Hope in the hereafter

No single human can guarantee himself a single breath of air even a second beyond his present being, and no single human can guarantee himself Paradise in the after life or even mercy from Allah (Subhanahu wa Ta'ala), nor can anyone of us guarantee himself the length of his life span, nor can he say if he will ever be a parent.

Freeing ourselves from the materialism of this dunya will help us bond stronger with Allah (Subhanahu wa Ta'ala), constantly reminding us that nothing will last, and if we build too many high materialistic hopes and dreams on this life, as if to live for ever and ever, all of our hopes and dreams will only be in vain and no one but our own selves will be the losers.

Indeed, being able to bear children is a great blessing, but for those whom Allah (Subhanahu wa Ta'ala) has withheld this particular blessing, He has prepared much more in the hereafter in eternity - and this is the glad-tidings from Allah.

O Allah!
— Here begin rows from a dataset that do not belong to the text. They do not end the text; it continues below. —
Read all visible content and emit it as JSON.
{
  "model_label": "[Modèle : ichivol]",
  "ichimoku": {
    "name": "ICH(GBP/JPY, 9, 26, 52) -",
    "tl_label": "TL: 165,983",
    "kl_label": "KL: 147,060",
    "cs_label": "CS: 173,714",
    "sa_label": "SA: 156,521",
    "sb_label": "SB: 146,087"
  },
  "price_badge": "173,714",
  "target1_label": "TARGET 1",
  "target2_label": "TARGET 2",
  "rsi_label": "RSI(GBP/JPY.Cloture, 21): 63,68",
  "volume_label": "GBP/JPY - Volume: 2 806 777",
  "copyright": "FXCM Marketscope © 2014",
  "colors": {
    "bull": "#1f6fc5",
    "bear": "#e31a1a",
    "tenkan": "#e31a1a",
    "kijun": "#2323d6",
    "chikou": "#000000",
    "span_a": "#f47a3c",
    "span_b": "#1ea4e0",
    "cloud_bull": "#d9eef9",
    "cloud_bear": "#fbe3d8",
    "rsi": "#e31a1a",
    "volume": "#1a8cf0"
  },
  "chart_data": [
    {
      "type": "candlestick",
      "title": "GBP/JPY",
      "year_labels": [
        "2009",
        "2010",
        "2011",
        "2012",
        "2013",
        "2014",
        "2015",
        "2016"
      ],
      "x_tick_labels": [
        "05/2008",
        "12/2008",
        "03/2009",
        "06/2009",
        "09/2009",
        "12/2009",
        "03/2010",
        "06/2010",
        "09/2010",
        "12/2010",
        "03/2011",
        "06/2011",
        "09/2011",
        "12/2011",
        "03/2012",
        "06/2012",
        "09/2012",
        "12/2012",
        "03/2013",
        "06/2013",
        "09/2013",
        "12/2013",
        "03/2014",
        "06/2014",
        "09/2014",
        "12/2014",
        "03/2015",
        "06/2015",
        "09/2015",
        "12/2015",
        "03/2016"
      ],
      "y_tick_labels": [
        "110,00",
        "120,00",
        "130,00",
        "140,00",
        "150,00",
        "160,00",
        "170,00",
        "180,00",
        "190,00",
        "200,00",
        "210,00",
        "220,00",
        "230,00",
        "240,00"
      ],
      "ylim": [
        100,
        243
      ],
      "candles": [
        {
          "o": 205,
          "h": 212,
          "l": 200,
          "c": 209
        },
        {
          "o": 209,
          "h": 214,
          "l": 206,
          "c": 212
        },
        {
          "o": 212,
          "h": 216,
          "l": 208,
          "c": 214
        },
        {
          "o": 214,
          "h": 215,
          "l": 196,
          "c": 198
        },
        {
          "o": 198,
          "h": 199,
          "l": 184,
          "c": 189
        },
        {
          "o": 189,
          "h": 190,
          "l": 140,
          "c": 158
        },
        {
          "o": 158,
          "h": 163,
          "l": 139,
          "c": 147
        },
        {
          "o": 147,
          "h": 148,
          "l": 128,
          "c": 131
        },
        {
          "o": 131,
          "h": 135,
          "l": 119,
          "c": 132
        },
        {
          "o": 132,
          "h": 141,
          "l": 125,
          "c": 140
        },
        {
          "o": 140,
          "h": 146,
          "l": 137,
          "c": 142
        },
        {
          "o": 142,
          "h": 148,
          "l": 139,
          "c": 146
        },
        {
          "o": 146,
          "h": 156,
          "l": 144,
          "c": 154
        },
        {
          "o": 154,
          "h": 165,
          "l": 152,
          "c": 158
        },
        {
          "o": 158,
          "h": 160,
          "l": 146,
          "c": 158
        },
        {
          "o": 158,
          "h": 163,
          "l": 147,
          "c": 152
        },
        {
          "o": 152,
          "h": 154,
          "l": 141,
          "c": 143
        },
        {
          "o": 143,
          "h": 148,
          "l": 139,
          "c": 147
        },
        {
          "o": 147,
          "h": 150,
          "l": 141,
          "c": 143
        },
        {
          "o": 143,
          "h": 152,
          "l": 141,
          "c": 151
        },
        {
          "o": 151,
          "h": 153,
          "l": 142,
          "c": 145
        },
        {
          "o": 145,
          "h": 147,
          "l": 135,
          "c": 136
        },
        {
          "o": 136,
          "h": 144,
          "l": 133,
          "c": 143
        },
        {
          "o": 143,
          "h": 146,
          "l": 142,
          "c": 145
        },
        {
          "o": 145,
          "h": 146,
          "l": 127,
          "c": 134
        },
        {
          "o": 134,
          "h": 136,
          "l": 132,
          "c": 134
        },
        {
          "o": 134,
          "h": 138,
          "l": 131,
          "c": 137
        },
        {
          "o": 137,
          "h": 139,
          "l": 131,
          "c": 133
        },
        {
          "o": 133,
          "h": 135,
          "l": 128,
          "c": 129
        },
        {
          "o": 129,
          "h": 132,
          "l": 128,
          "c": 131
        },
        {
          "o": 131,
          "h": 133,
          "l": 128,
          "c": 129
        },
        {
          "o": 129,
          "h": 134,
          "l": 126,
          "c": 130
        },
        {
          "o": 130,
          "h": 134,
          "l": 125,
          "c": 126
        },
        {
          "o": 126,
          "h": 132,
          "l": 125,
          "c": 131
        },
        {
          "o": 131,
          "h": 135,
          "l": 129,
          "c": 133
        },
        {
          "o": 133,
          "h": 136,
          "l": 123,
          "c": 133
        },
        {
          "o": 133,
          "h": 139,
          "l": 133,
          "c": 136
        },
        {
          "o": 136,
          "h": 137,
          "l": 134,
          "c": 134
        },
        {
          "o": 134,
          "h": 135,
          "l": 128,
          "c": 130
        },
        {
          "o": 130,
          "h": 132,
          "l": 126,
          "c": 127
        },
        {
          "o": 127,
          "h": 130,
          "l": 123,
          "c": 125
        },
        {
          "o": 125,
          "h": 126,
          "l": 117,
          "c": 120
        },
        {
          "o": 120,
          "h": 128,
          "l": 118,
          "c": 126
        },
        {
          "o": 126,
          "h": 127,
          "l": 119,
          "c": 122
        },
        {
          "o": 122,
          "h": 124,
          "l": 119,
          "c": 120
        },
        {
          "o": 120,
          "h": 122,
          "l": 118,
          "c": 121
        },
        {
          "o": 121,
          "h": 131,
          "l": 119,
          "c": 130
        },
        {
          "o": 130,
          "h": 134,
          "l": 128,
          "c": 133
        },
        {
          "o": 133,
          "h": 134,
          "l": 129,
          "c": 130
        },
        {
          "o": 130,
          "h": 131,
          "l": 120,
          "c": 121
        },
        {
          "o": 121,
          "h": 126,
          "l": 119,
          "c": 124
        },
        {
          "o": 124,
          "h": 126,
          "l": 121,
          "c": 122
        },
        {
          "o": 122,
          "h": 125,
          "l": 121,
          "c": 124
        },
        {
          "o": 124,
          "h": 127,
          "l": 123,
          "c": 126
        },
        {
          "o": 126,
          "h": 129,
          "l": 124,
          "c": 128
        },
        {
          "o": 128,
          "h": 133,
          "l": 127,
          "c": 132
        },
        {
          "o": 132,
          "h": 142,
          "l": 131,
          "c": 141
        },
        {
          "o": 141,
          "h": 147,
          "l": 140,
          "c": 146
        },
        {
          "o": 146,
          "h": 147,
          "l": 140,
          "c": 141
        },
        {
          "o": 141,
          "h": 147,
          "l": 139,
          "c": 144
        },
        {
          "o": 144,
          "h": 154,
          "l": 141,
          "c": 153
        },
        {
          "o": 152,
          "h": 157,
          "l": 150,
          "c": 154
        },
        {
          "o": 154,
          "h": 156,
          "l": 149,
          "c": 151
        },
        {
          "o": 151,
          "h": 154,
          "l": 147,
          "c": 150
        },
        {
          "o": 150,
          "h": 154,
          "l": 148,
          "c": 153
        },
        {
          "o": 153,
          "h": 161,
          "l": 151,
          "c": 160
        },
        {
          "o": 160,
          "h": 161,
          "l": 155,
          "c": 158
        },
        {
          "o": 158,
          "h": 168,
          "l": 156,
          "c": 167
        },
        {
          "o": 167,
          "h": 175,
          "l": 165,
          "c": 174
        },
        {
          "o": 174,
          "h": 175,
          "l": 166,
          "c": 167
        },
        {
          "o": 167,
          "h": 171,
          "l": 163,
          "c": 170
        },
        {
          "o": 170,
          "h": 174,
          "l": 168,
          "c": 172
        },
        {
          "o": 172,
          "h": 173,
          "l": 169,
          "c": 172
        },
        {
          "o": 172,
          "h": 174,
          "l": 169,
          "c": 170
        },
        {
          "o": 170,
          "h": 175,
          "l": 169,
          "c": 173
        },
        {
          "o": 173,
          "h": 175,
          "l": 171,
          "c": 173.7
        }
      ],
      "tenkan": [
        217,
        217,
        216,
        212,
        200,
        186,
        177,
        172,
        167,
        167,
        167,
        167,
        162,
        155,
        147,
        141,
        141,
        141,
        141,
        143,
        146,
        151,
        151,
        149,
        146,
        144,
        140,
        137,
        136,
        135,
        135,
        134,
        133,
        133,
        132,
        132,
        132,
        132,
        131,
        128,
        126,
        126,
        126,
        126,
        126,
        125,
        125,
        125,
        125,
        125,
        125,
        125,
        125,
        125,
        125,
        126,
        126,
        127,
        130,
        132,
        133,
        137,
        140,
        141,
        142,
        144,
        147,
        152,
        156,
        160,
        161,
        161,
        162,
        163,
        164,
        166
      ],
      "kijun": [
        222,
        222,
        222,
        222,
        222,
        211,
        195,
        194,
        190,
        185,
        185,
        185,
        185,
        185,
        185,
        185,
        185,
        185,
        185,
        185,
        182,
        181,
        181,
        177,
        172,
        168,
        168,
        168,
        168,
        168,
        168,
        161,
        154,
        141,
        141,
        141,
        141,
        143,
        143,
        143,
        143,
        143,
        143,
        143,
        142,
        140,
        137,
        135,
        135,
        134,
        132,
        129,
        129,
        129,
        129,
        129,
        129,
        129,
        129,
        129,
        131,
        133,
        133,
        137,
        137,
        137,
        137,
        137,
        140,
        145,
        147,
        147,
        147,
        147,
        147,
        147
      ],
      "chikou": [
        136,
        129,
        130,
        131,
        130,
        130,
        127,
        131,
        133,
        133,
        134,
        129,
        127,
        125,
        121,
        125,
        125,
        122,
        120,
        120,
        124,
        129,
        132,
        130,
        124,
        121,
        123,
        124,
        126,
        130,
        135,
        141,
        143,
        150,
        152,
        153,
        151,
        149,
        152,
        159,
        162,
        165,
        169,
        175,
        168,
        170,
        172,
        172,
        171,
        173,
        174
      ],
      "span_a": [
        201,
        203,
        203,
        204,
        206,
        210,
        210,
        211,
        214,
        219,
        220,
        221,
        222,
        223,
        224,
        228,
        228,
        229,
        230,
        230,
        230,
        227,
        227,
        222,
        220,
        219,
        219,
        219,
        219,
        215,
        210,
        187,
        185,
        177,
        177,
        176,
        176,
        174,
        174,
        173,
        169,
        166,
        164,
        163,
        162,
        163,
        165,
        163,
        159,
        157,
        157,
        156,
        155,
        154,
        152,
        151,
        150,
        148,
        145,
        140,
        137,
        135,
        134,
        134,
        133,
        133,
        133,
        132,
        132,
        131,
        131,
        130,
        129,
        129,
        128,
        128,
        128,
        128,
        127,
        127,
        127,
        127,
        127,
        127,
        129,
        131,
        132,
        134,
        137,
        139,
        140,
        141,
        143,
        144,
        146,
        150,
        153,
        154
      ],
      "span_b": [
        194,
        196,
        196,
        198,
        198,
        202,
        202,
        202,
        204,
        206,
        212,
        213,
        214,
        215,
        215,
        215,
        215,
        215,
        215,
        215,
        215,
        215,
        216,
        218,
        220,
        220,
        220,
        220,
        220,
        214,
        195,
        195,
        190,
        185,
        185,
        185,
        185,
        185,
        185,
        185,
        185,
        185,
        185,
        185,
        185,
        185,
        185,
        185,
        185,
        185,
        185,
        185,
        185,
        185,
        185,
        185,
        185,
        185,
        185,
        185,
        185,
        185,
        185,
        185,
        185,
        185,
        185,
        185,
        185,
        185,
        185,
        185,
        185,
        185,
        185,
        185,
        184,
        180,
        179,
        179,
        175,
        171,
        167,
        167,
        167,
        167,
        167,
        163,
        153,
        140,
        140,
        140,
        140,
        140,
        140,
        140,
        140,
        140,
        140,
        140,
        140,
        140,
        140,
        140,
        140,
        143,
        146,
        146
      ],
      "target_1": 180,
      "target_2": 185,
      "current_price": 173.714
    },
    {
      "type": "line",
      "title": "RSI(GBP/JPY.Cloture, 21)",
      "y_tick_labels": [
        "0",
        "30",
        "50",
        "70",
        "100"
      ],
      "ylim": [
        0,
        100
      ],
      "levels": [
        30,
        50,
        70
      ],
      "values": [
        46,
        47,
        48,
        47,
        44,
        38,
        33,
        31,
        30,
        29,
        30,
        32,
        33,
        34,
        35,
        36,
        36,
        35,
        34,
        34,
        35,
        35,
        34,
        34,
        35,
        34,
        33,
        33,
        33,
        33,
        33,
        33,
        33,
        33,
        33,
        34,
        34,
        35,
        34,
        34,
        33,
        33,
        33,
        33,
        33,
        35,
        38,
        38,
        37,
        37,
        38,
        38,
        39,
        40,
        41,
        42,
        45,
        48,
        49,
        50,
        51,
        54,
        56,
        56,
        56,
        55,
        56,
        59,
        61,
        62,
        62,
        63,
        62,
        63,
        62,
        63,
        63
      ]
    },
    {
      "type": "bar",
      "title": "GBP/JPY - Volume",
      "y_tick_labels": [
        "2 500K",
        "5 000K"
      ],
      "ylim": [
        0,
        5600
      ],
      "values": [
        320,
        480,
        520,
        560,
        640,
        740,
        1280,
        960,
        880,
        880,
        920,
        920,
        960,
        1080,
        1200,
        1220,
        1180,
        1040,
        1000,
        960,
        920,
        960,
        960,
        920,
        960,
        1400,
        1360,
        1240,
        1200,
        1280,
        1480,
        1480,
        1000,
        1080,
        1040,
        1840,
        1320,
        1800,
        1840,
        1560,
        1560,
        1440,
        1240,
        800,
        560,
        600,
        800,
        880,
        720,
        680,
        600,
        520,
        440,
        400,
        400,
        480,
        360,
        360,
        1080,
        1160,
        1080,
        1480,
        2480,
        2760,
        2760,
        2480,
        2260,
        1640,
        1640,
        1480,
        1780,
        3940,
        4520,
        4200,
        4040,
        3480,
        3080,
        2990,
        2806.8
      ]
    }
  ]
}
Help me, but do not help against me; and grant me victory, but not against me; and plan for me, but not against me; and guide me and facilitate my guidance; grant me victory over those who transgress against me, Aameen. Allahumma Aameen.

Subhanaka `Allahumma wa bihamdika, wa `ash-hadu `an laa `Illaaha `illaa `anta, `astaghfiruka wa `atoobu `ilayka. (Glorified are You O' Allah and I am in Your praise, I testify that there is no deity except You, I ask Your forgiveness and repent unto You).